Collaboration can feed creativity, turning a vague idea into a powerful reality.

But what happens when all of the collaborators are at a distance? Or work from home? Is it possible to have a creative studio that puts out meaningful ideas remotely? You might be surprised at the answer.


Not only is remote work gaining traction (In 2016, 43 percentof Americans worked remotely at least part of the time) but the concept actually has big benefits for employers and employees alike. These benefits mean that a remote creative studio might actually be the best way to get work done.

source: gallup


A remote creative studio will save you money.

Imagine cutting your annual costs by an average of $11,000 a year, without compromising on employees or the work you get done. Global Workplace Analytics says these savings are possible for small businesses, just by hiring remote vendors. Big businesses have even larger savings, with companies like Aetna and American Express saving tens of millions of dollars a year and Cisco saving hundreds of millions of dollars a year, just by hiring vendors and allowing some of their employees to work from home.

These cost savings are driven by the fact that remote employees mean less office space, supplies, utilities, janitors, and other overhead costs associated with owning (or renting) and maintaining a place for employees to work. Not needing to buy all those paper clips and office furniture can really add up for businesses.


A remote creative studio increases productivity.

Remote work has suffered from stereotypes before: Pajama-clad employees rolling into work late and leaving early because no one is there to make sure they punch a time clock. But what studies have shown is just the opposite: Employees are actually more productive, to the tune of an extra workday a week for one business that allowed its employees to work from home. With the right team that is built, increased productivity is the outcome. Shameless, plug 😉



And improved productivity is not limited to just a few employees. Virtually all workers surveyed report an increase in the amount of work they can get done, and two-thirds of managers concur. Often, this improved productivity is due to the fact that there are fewer distractions (such as chatty coworkers and ringing phones) to contend with. With more productivity at a lower cost, remote work can be good for a company’s bottom line.

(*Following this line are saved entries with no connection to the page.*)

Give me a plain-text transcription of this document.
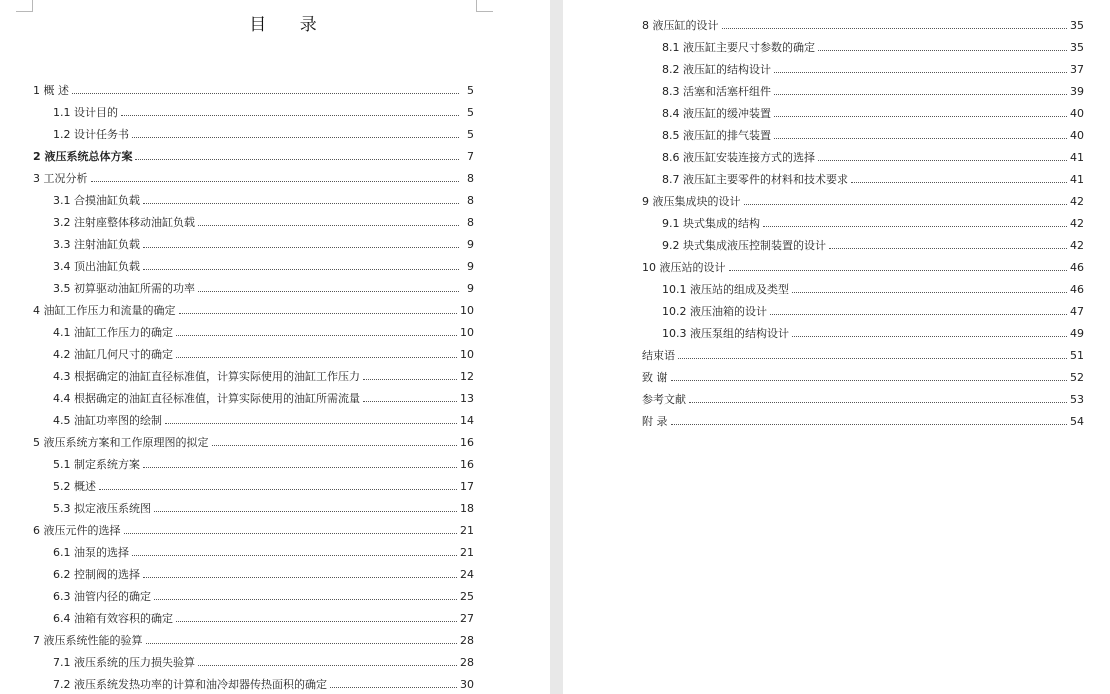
目 录
1 概 述	5
1.1 设计目的	5
1.2 设计任务书	5
2 液压系统总体方案	7
3 工况分析	8
3.1 合摸油缸负载	8
3.2 注射座整体移动油缸负载	8
3.3 注射油缸负载	9
3.4 顶出油缸负载	9
3.5 初算驱动油缸所需的功率	9
4 油缸工作压力和流量的确定	10
4.1 油缸工作压力的确定	10
4.2 油缸几何尺寸的确定	10
4.3 根据确定的油缸直径标准值，计算实际使用的油缸工作压力	12
4.4 根据确定的油缸直径标准值，计算实际使用的油缸所需流量	13
4.5 油缸功率图的绘制	14
5 液压系统方案和工作原理图的拟定	16
5.1 制定系统方案	16
5.2 概述	17
5.3 拟定液压系统图	18
6 液压元件的选择	21
6.1 油泵的选择	21
6.2 控制阀的选择	24
6.3 油管内径的确定	25
6.4 油箱有效容积的确定	27
7 液压系统性能的验算	28
7.1 液压系统的压力损失验算	28
7.2 液压系统发热功率的计算和油冷却器传热面积的确定	30
8 液压缸的设计	35
8.1 液压缸主要尺寸参数的确定	35
8.2 液压缸的结构设计	37
8.3 活塞和活塞杆组件	39
8.4 液压缸的缓冲装置	40
8.5 液压缸的排气装置	40
8.6 液压缸安装连接方式的选择	41
8.7 液压缸主要零件的材料和技术要求	41
9 液压集成块的设计	42
9.1 块式集成的结构	42
9.2 块式集成液压控制装置的设计	42
10 液压站的设计	46
10.1 液压站的组成及类型	46
10.2 液压油箱的设计	47
10.3 液压泵组的结构设计	49
结束语	51
致 谢	52
参考文献	53
附 录	54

A remote creative studio improve employees’ experience and is the most powerful partner in content creation.

But remote work isn’t just good for employers. It also has strong benefits for employees, who prefer working from home for a number of reasons. Flexible schedules, for example, lead to a better work/life balance, and make it more appealing for older employees to stay on at the company. Fewer distractions and no commute mean more focused work time(imagine what that could do for an artist’s creativity). And happier employees mean lower attrition rates and less turnover.


All of these benefits mean that a remote creative studio might actually be the best solution for meaningful collaboration on your projects. Today’s (often free) technology, like Slack and Skype and Google Hangouts, allow you to connect effectively while you collaborate, even from a distance. And that means that a remote creative studio can deliver a strong project for less money and more satisfied employees.